Oppure all’Arpat è stato chiesto di condurre un’indagine per individuare i siti contaminati parallelamente all’inchiesta della Direzione Distrettuale Antimafia? Questo sarebbe davvero irrituale da parte dell’ente regionale, nonostante la comprensibile preoccupazione per la contaminazione delle falde acquifere. E rischierebbe di indurre nell’opinione pubblica convinzioni errate, in mancanza di un quadro conoscitivo completo e puntuale.
Dalle indagini in corso, se le imputazioni saranno confermate, emergono infrazioni molto gravi nella gestione del ciclo di trattamento degli scarichi delle concerie. Ma la DDA di Firenze sta indagando anche su numerose segnalazioni e contestazioni di fattori inquinanti di ARPAT, rimaste inascoltate negli anni scorsi. Come si indaga sulle anomale dimissioni del funzionario regionale Rafanelli, con l’ipotesi che siano state “indotte”.
E allora è lecito domandarsi: se l’attività e la documentazione prodotta nel tempo dall’Agenzia regionale per la protezione ambientale è oggetto stesso dell’inchiesta, è opportuno che essa svolga accertamenti non commissionati dagli organi inquirenti?
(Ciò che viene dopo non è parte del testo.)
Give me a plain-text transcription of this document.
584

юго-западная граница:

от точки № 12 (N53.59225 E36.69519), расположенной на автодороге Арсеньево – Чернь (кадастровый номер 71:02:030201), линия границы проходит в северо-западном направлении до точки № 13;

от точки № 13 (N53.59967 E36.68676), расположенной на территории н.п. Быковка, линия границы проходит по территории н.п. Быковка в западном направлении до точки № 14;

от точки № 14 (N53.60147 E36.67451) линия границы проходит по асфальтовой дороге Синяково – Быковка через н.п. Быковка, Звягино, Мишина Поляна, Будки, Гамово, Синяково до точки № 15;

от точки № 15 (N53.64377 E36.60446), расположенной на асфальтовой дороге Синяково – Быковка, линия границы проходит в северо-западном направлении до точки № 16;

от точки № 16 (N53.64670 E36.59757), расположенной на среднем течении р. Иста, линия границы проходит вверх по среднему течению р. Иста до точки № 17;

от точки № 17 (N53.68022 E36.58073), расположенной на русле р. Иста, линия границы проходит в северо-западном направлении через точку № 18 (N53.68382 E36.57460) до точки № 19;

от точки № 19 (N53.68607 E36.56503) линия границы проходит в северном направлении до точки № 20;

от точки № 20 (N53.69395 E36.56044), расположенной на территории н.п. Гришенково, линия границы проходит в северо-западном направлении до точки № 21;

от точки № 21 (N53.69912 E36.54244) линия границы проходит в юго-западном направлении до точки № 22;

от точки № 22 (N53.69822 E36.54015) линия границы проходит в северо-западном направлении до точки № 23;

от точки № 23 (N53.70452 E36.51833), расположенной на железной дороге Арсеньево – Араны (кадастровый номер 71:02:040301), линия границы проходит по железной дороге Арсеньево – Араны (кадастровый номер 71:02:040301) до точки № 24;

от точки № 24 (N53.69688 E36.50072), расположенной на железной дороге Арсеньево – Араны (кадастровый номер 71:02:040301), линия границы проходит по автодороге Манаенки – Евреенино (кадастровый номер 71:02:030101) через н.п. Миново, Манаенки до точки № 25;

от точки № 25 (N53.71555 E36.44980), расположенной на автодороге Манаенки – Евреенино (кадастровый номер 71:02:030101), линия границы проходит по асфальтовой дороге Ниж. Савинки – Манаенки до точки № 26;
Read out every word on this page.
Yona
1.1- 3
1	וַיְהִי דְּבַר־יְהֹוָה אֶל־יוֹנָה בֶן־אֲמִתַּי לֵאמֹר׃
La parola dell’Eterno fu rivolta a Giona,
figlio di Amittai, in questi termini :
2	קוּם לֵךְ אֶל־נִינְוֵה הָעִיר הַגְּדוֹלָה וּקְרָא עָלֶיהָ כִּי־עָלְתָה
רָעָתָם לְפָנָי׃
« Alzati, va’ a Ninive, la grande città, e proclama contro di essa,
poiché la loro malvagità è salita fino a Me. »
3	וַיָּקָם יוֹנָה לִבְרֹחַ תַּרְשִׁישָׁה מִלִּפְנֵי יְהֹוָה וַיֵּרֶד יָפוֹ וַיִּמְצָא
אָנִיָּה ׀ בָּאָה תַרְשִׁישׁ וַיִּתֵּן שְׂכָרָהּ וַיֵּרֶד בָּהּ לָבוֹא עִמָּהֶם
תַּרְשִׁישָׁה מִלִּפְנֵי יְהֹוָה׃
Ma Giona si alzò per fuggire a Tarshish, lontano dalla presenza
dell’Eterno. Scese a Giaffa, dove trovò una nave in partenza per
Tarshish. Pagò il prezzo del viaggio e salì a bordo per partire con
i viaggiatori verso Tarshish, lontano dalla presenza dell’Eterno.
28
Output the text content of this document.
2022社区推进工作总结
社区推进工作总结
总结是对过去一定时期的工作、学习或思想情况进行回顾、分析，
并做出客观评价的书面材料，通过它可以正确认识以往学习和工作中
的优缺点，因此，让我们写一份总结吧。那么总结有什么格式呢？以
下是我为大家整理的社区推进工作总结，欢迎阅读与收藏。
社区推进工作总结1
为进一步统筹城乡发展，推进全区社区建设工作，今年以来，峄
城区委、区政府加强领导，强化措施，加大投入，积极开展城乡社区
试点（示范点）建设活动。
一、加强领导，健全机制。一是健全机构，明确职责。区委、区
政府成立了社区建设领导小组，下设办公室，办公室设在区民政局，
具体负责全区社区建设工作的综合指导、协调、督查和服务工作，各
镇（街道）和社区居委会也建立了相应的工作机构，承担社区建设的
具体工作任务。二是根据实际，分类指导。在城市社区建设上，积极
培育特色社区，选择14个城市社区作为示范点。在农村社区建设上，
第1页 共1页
E se proprio le amministrazioni comunali coinvolte hanno urgenza di rassicurare i propri residenti, non sarebbe meglio che si servissero di periti terzi, neanche indirettamente coinvolti nelle indagini? Non esiste solo l’Arpat: c’è dell’Ordine dei Geologi, come pure le agenzie ambientali delle altre regioni. Una condotta -quella di evitare ogni possibile ingerenza- che in questa situazione sarebbe consigliabile all’amministrazione regionale anche come forma di autotutela.